Охранник кивнул своему напарнику, прозвенел зуммер, и решетка с металлическим лязгом поползла в сторону.
Они двинулись по коридорам. Двери открывались и вновь запирались за их спиной. Вайнштейн показывал дорогу, а Майк снова мысленно прокручивал предстоящий разговор с Лу.
Тюремный охранник кивнул, завидев Вайнштейна, вынул ключи и отпер дверь. Сквозь стеклянную панель Майк увидел Лу, сидящего на стуле и одетого в оранжевую тюремную робу. Опустив голову, он изучал наручники, сковывавшие запястья, цепь от которых обхватывала его талию.
— У вас есть пятнадцать минут, — сказал Вайнштейн, а потом, наклонившись к уху Майка и обдав его мятным запахом жевательной резинки, добавил: — И будьте с ним помягче, ладно? Ваш отец не спал всю ночь, его рвало и буквально колотило от озноба. Им пришлось даже вызывать врача. Похоже, он где-то подцепил простуду.
«Это не простуда. Правильный диагноз — клаустрофобия».

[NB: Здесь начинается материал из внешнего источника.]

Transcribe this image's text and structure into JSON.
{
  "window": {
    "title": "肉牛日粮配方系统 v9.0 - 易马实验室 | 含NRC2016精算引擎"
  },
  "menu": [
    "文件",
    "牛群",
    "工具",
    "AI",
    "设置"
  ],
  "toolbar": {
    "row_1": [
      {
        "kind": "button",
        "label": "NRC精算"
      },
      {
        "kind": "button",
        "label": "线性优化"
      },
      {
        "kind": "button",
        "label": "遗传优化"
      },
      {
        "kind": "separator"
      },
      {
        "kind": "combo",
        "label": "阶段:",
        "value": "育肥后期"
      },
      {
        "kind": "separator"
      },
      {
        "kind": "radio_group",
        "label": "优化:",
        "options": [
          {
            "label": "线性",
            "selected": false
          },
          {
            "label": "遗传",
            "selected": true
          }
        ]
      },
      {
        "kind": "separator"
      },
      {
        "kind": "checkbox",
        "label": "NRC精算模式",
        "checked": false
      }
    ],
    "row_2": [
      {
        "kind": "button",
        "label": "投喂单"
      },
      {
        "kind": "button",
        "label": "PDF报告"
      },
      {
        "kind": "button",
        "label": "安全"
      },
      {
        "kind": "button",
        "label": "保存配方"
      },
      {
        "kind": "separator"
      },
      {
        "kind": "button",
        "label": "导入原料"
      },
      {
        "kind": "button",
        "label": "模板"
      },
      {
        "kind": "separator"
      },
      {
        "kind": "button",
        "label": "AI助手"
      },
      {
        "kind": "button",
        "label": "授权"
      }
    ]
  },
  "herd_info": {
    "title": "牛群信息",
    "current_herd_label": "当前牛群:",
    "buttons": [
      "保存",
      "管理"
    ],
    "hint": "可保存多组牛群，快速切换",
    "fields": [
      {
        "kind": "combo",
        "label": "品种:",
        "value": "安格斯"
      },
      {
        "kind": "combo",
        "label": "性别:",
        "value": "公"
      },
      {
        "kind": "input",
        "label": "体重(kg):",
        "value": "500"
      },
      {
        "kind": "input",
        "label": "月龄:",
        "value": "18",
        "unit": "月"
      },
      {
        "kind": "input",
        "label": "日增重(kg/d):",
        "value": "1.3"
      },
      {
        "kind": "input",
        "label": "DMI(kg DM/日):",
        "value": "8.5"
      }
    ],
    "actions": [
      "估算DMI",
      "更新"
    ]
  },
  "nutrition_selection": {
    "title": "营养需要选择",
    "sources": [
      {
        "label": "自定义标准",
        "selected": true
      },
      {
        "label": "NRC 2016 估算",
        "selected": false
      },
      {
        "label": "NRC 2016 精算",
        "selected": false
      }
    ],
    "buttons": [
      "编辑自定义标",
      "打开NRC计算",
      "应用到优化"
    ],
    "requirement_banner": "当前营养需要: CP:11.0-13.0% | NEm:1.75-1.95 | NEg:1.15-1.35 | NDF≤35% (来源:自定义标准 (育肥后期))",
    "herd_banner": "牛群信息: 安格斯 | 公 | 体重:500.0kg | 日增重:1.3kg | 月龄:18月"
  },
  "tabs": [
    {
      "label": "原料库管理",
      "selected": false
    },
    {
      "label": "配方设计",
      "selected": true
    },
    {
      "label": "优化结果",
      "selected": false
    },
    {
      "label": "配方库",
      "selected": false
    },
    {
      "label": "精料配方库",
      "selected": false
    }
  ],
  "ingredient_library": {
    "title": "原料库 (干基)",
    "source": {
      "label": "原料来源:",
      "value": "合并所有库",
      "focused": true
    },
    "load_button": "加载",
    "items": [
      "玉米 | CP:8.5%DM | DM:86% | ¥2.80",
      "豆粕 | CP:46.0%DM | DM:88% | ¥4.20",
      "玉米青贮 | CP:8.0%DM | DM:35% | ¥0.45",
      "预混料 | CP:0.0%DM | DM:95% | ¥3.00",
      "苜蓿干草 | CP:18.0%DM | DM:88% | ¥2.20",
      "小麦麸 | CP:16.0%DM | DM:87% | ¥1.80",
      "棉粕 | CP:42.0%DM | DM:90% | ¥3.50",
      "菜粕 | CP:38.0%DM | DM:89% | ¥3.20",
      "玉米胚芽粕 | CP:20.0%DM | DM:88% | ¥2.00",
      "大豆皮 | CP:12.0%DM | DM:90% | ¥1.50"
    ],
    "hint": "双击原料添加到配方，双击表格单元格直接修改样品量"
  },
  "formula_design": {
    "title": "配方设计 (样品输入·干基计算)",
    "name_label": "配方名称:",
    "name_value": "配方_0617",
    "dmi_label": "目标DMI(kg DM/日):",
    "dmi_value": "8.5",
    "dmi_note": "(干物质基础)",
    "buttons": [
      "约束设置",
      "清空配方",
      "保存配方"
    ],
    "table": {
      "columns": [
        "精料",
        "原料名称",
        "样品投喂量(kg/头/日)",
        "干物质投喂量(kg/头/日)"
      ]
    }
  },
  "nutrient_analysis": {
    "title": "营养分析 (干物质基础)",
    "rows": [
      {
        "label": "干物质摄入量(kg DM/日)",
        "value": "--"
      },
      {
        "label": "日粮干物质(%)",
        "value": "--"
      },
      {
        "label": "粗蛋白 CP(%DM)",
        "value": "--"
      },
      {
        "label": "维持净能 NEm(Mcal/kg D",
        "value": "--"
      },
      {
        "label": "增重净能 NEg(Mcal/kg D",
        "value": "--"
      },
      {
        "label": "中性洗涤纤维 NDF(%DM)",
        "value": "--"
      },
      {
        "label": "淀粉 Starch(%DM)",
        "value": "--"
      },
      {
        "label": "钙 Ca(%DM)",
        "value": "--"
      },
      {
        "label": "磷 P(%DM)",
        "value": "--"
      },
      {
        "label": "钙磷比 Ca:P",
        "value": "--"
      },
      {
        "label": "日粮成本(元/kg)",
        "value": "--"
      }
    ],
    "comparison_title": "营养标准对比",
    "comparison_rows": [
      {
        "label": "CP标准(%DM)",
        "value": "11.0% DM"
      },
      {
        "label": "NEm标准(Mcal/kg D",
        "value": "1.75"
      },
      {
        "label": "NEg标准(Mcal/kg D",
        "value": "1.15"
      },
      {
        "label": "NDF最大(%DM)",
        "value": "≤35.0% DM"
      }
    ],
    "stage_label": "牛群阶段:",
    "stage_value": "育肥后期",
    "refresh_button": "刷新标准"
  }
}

Адвокат открыл дверь. В небольшой комнате стояли лишь стол и два стула, здесь пахло мылом и кремом для бритья. Лу заговорил, по-прежнему не поднимая головы:
— Он передал тебе деньги, Мартин?
— Все в порядке, — ответил Вайнштейн. — Лу, если тебе что-нибудь понадобится, я буду за дверью.
Вайнштейн вышел и притворил за собой дверь. Майк придвинул стул и сел.
— Рассказывай.
— О Джесс или о фотографиях, которые ты нашел в сейфе? Ты ведь нашел их, верно?
— Нашел, — не стал Майк отрицать очевидного. — А еще я нашел фотографии Сары на твоем комоде. Когда ты их сделал?
При упоминании внучки Лу прищурился.
— А что говорит Джесс о своем романе выходного дня?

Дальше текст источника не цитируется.